Amit Shah sagte den Anhängern von ISKCON in Mayapur, er sei nicht als Innenminister Indiens gekommen, sondern als Anhänger von Chaitanya Mahaprabhu. „Brüder und Schwestern, ihr habt mich respektvoll als Indiens Innenminister bezeichnet, aber ich bin nicht in dieser Funktion gekommen“, sagte Shah.

Er fügte hinzu, dass Umstände seinen Besuch am Standort in West Bengalen lange verzögert hätten — Parteiquellen beschrieben den kurzen Besuch als rein devotional, mit keiner politischen Veranstaltung im Programm.

Shah verwies auf die globalen Bemühungen von Bhaktisiddhanta Saraswati Thakur und A.C. Bhaktivedanta Swami Prabhupada, um ISKCON weltweit zu verbreiten. Die Internationale Gesellschaft für Krishna-Bewusstsein habe spirituelle Lehren in viele Länder und Kulturen getragen, sagte er.

Während seiner Reisen als Vorsitzender der BJP und als unionsminister sagte Shah, er habe überall in Indien die Auswirkungen von ISKCON wahrgenommen. Kopien der Bhagavad Gita, die die Gruppe veröffentlicht, erreichen Schüler, Hochschulstudenten, Hausfrauen und Fachleute gleichermaßen.

„ISKCON hat Menschen inspiriert, die Lehren der Gita zu folgen“, sagte Shah. Laut Shah gibt Premierminister Narendra Modi das Werk häufig an Weltführer weiter, da seine Botschaft universellen Wohlfahrt fördert.

Hinter der Devotion steht ISKCON auch in humanitärer Arbeit führend.
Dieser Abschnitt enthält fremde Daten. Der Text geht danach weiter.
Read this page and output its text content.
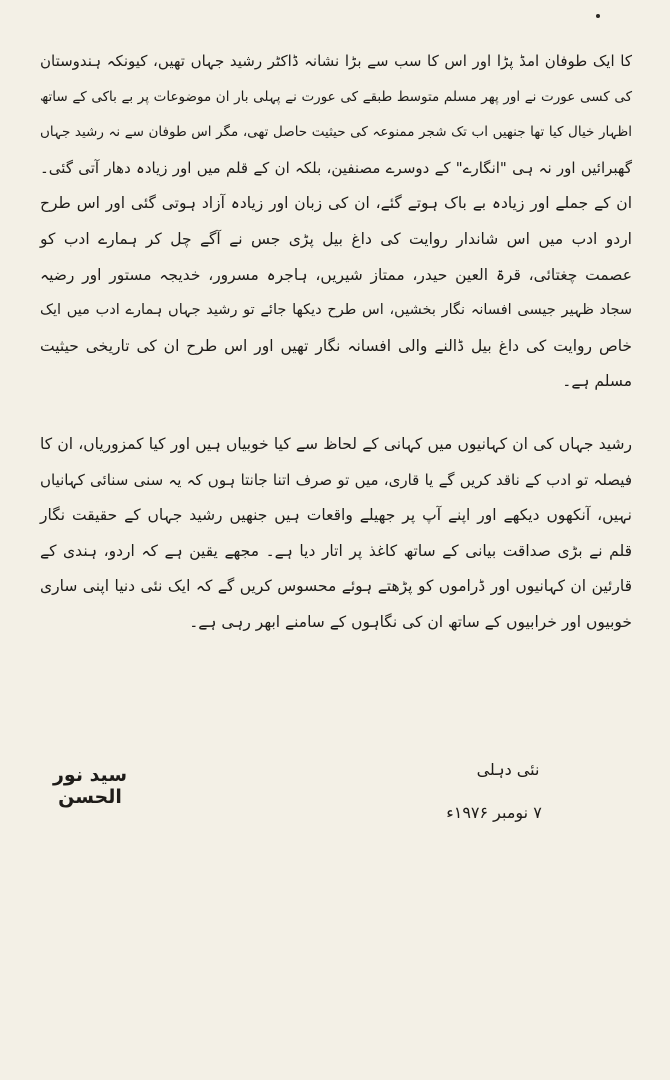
کا ایک طوفان امڈ پڑا اور اس کا سب سے بڑا نشانہ ڈاکٹر رشید جہاں تھیں، کیونکہ ہندوستان
کی کسی عورت نے اور پھر مسلم متوسط طبقے کی عورت نے پہلی بار ان موضوعات پر بے باکی کے ساتھ
اظہار خیال کیا تھا جنھیں اب تک شجر ممنوعہ کی حیثیت حاصل تھی، مگر اس طوفان سے نہ رشید جہاں
گھبرائیں اور نہ ہی "انگارے" کے دوسرے مصنفین، بلکہ ان کے قلم میں اور زیادہ دھار آتی گئی۔
ان کے جملے اور زیادہ بے باک ہوتے گئے، ان کی زبان اور زیادہ آزاد ہوتی گئی اور اس طرح
اردو ادب میں اس شاندار روایت کی داغ بیل پڑی جس نے آگے چل کر ہمارے ادب کو
عصمت چغتائی، قرۃ العین حیدر، ممتاز شیریں، ہاجرہ مسرور، خدیجہ مستور اور رضیہ
سجاد ظہیر جیسی افسانہ نگار بخشیں، اس طرح دیکھا جائے تو رشید جہاں ہمارے ادب میں ایک
خاص روایت کی داغ بیل ڈالنے والی افسانہ نگار تھیں اور اس طرح ان کی تاریخی حیثیت
مسلم ہے۔

رشید جہاں کی ان کہانیوں میں کہانی کے لحاظ سے کیا خوبیاں ہیں اور کیا کمزوریاں، ان کا
فیصلہ تو ادب کے ناقد کریں گے یا قاری، میں تو صرف اتنا جانتا ہوں کہ یہ سنی سنائی کہانیاں
نہیں، آنکھوں دیکھے اور اپنے آپ پر جھیلے واقعات ہیں جنھیں رشید جہاں کے حقیقت نگار
قلم نے بڑی صداقت بیانی کے ساتھ کاغذ پر اتار دیا ہے۔ مجھے یقین ہے کہ اردو، ہندی کے
قارئین ان کہانیوں اور ڈراموں کو پڑھتے ہوئے محسوس کریں گے کہ ایک نئی دنیا اپنی ساری
خوبیوں اور خرابیوں کے ساتھ ان کی نگاہوں کے سامنے ابھر رہی ہے۔

سید نور الحسن
نئی دہلی
۷ نومبر ۱۹۷۶ء
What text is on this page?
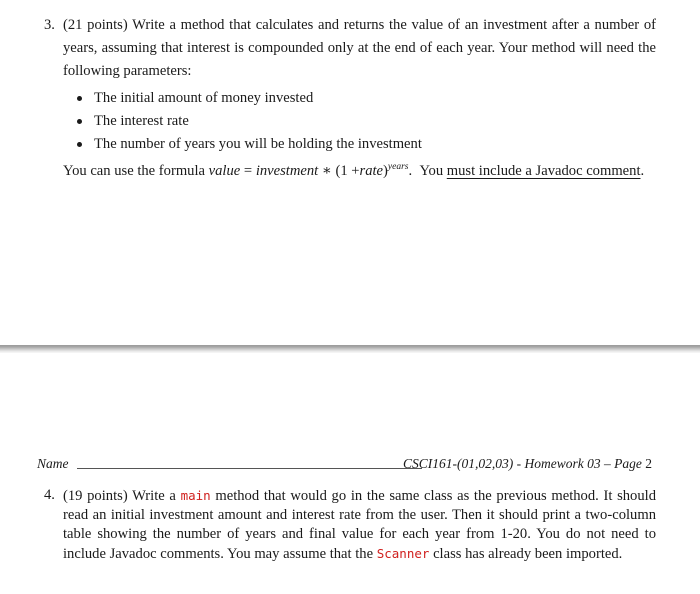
3. (21 points) Write a method that calculates and returns the value of an investment after a number of years, assuming that interest is compounded only at the end of each year. Your method will need the following parameters:
The initial amount of money invested
The interest rate
The number of years you will be holding the investment
You can use the formula value = investment ∗ (1 +rate)$^{years}$. You must include a Javadoc comment.
Name	CSCI161-(01,02,03) - Homework 03 – Page 2
4. (19 points) Write a main method that would go in the same class as the previous method. It should read an initial investment amount and interest rate from the user. Then it should print a two-column table showing the number of years and final value for each year from 1-20. You do not need to include Javadoc comments. You may assume that the Scanner class has already been imported.
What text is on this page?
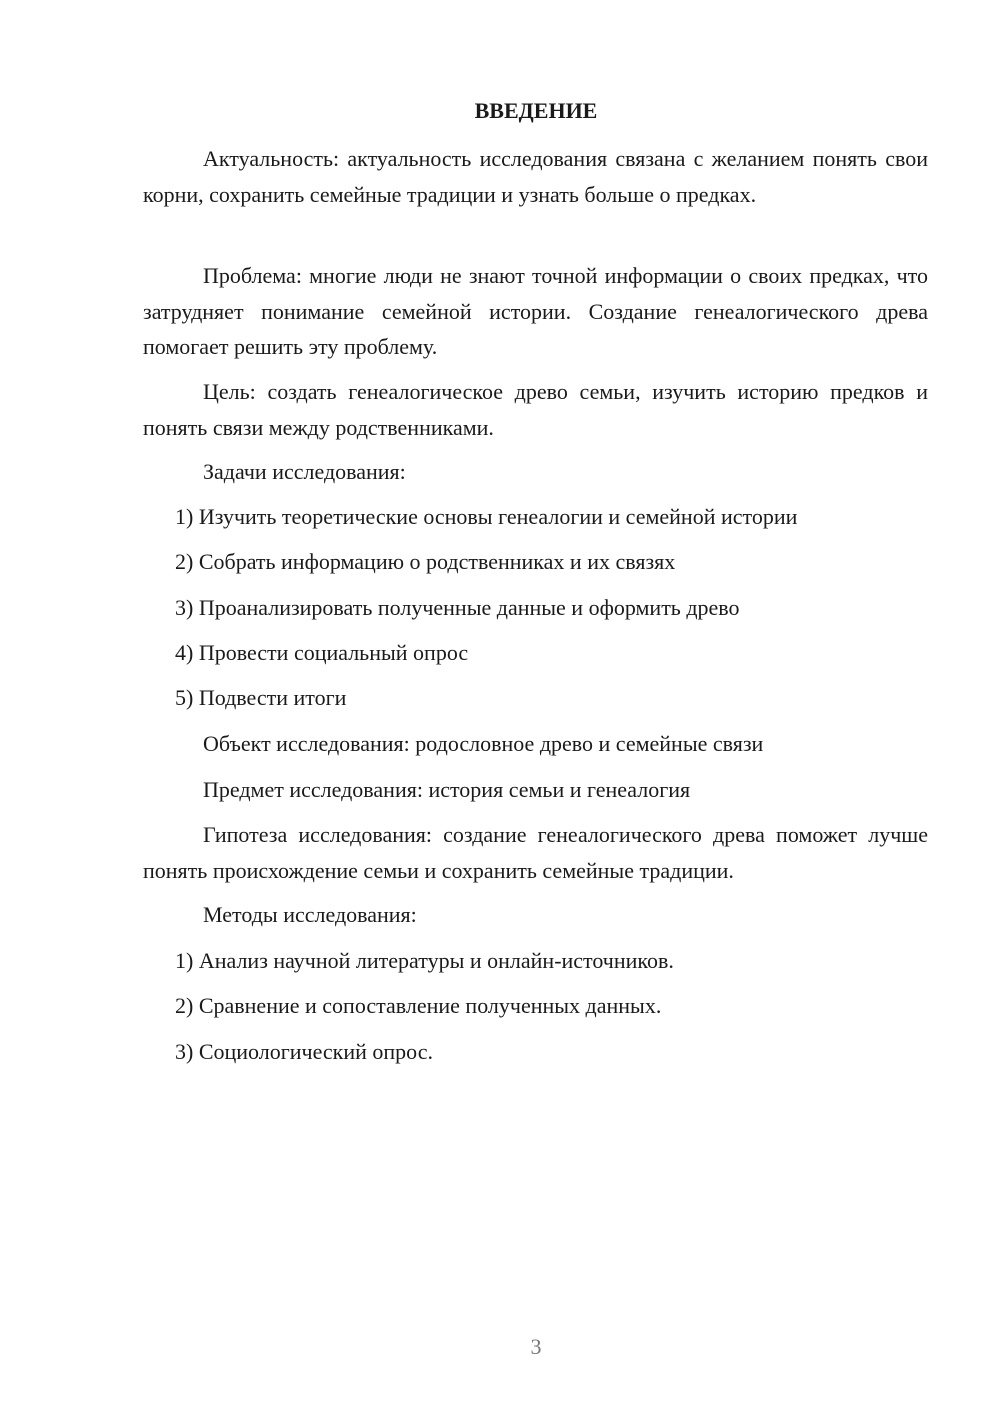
ВВЕДЕНИЕ

Актуальность: актуальность исследования связана с желанием понять свои корни, сохранить семейные традиции и узнать больше о предках.

Проблема: многие люди не знают точной информации о своих предках, что затрудняет понимание семейной истории. Создание генеалогического древа помогает решить эту проблему.

Цель: создать генеалогическое древо семьи, изучить историю предков и понять связи между родственниками.

Задачи исследования:

1) Изучить теоретические основы генеалогии и семейной истории

2) Собрать информацию о родственниках и их связях

3) Проанализировать полученные данные и оформить древо

4) Провести социальный опрос

5) Подвести итоги

Объект исследования: родословное древо и семейные связи

Предмет исследования: история семьи и генеалогия

Гипотеза исследования: создание генеалогического древа поможет лучше понять происхождение семьи и сохранить семейные традиции.

Методы исследования:

1) Анализ научной литературы и онлайн-источников.

2) Сравнение и сопоставление полученных данных.

3) Социологический опрос.

3
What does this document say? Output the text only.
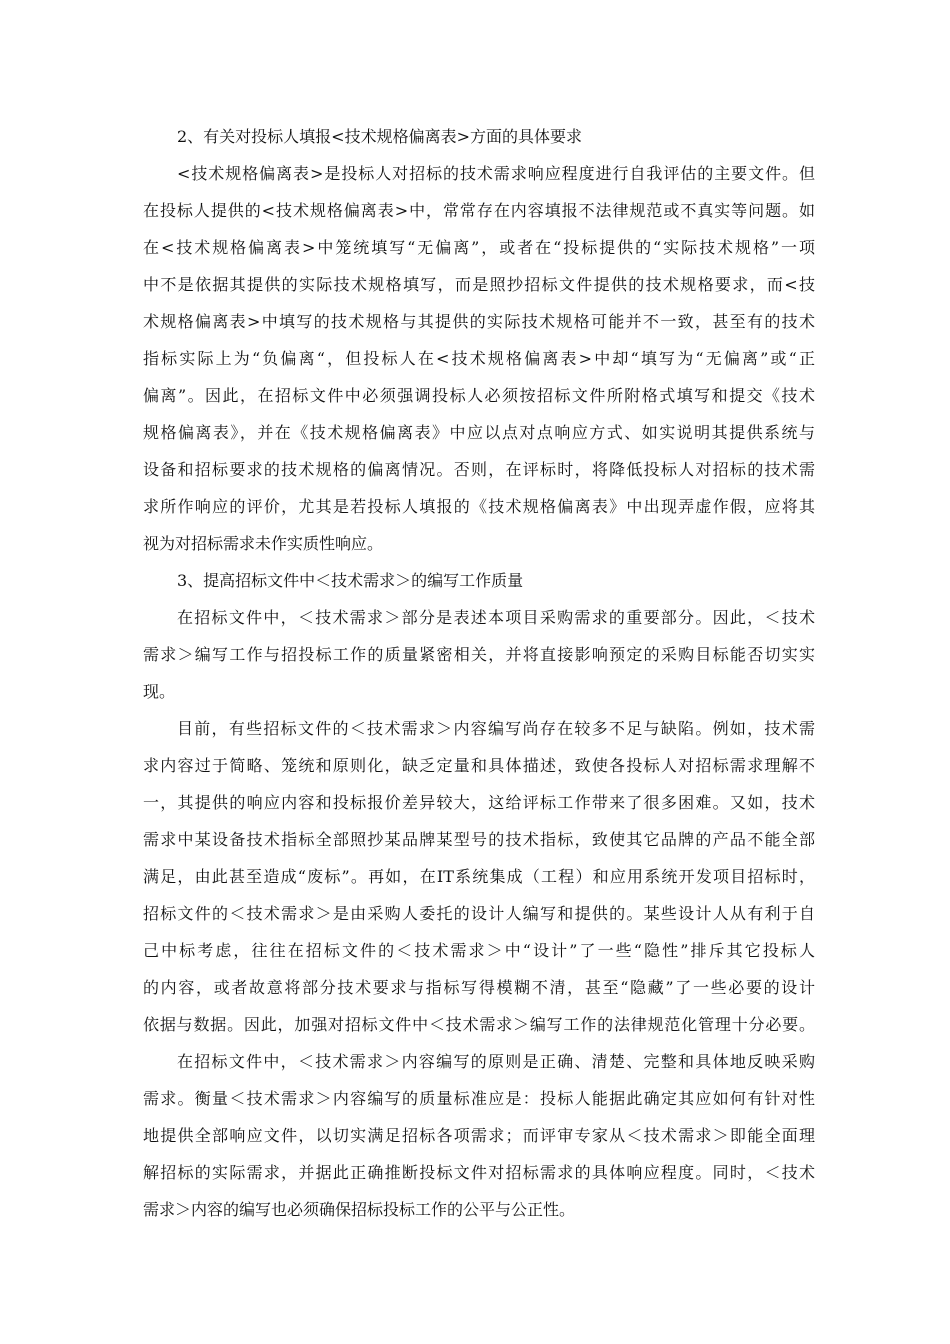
2、有关对投标人填报<技术规格偏离表>方面的具体要求
<技术规格偏离表>是投标人对招标的技术需求响应程度进行自我评估的主要文件。但
在投标人提供的<技术规格偏离表>中，常常存在内容填报不法律规范或不真实等问题。如
在<技术规格偏离表>中笼统填写“无偏离”，或者在“投标提供的“实际技术规格”一项
中不是依据其提供的实际技术规格填写，而是照抄招标文件提供的技术规格要求，而<技
术规格偏离表>中填写的技术规格与其提供的实际技术规格可能并不一致，甚至有的技术
指标实际上为“负偏离“，但投标人在<技术规格偏离表>中却“填写为“无偏离”或“正
偏离”。因此，在招标文件中必须强调投标人必须按招标文件所附格式填写和提交《技术
规格偏离表》，并在《技术规格偏离表》中应以点对点响应方式、如实说明其提供系统与
设备和招标要求的技术规格的偏离情况。否则，在评标时，将降低投标人对招标的技术需
求所作响应的评价，尤其是若投标人填报的《技术规格偏离表》中出现弄虚作假，应将其
视为对招标需求未作实质性响应。
3、提高招标文件中＜技术需求＞的编写工作质量
在招标文件中，＜技术需求＞部分是表述本项目采购需求的重要部分。因此，＜技术
需求＞编写工作与招投标工作的质量紧密相关，并将直接影响预定的采购目标能否切实实
现。
目前，有些招标文件的＜技术需求＞内容编写尚存在较多不足与缺陷。例如，技术需
求内容过于简略、笼统和原则化，缺乏定量和具体描述，致使各投标人对招标需求理解不
一，其提供的响应内容和投标报价差异较大，这给评标工作带来了很多困难。又如，技术
需求中某设备技术指标全部照抄某品牌某型号的技术指标，致使其它品牌的产品不能全部
满足，由此甚至造成“废标”。再如，在IT系统集成（工程）和应用系统开发项目招标时，
招标文件的＜技术需求＞是由采购人委托的设计人编写和提供的。某些设计人从有利于自
己中标考虑，往往在招标文件的＜技术需求＞中“设计”了一些“隐性”排斥其它投标人
的内容，或者故意将部分技术要求与指标写得模糊不清，甚至“隐藏”了一些必要的设计
依据与数据。因此，加强对招标文件中＜技术需求＞编写工作的法律规范化管理十分必要。
在招标文件中，＜技术需求＞内容编写的原则是正确、清楚、完整和具体地反映采购
需求。衡量＜技术需求＞内容编写的质量标准应是：投标人能据此确定其应如何有针对性
地提供全部响应文件，以切实满足招标各项需求；而评审专家从＜技术需求＞即能全面理
解招标的实际需求，并据此正确推断投标文件对招标需求的具体响应程度。同时，＜技术
需求＞内容的编写也必须确保招标投标工作的公平与公正性。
Die Gruppe errichtet in Katastrophengebieten zuerst Nahrungsmittelverteilungsstellen, sagte Shah. Sie betreibt auch Krankenhäuser und Schulen, fördert ökologische Projekte und zieht Jugendliche zu indischen Festen.

In seinen Äußerungen wandte sich Shah an die Matua Mahasangha, eine Schlüsselgemeinschaft im südlichen Bengalen. Er lobte Harichand Thakur und Guruchand Thakur für ihre Einheit der Gesellschaft durch spirituelle Traditionen und soziale Fürsorge.

„Die Matua Mahasangha hat stets den Geist sozialer Fürsorge weitergeführt“, sagte Shah.

Spirituelle Gruppen wie ISKCON verbinden Menschen über Grenzen hinweg, fügte er hinzu. Die Organisation erreicht Menschen aus verschiedenen sprachlichen und sozialen Hintergründen durch devotionalen Praktiken.

Mayapur, im Bezirk Nadia etwa 130 Kilometer nördlich von Kolkata, dient als spirituelles Zentrum von ISKCON. Der Besuch fand statt, während Shah in West Bengalen einen Termin hatte, einem Bundesstaat mit politisch aufgeladener Atmosphäre vor den Wahlen.

ISKCON-Beamte begrüßten Shah mit traditionellen Ehrenzeichen. Er betete im Tempelkomplex, der jedes Jahr Millionen Menschen für das Gaura Purnima-Festival anzieht, das Chaitanya Mahaprabhu ehrt.

Shahs Lob unterstreicht die Verbindungen der Bharatiya Janata Party zu hinduistischen spirituellen Gruppen. ISKCON, gegründet 1966 in New York von Prabhupada, betreibt heute über 600 Zentren weltweit.

Der Innenminister verließ Mayapur nach einem kurzen Aufenthalt und ging zu anderen Verpflichtungen. Anhänger beschrieben das Ereignis als moralische Stärkung für die Dienstleistungen der Organisation.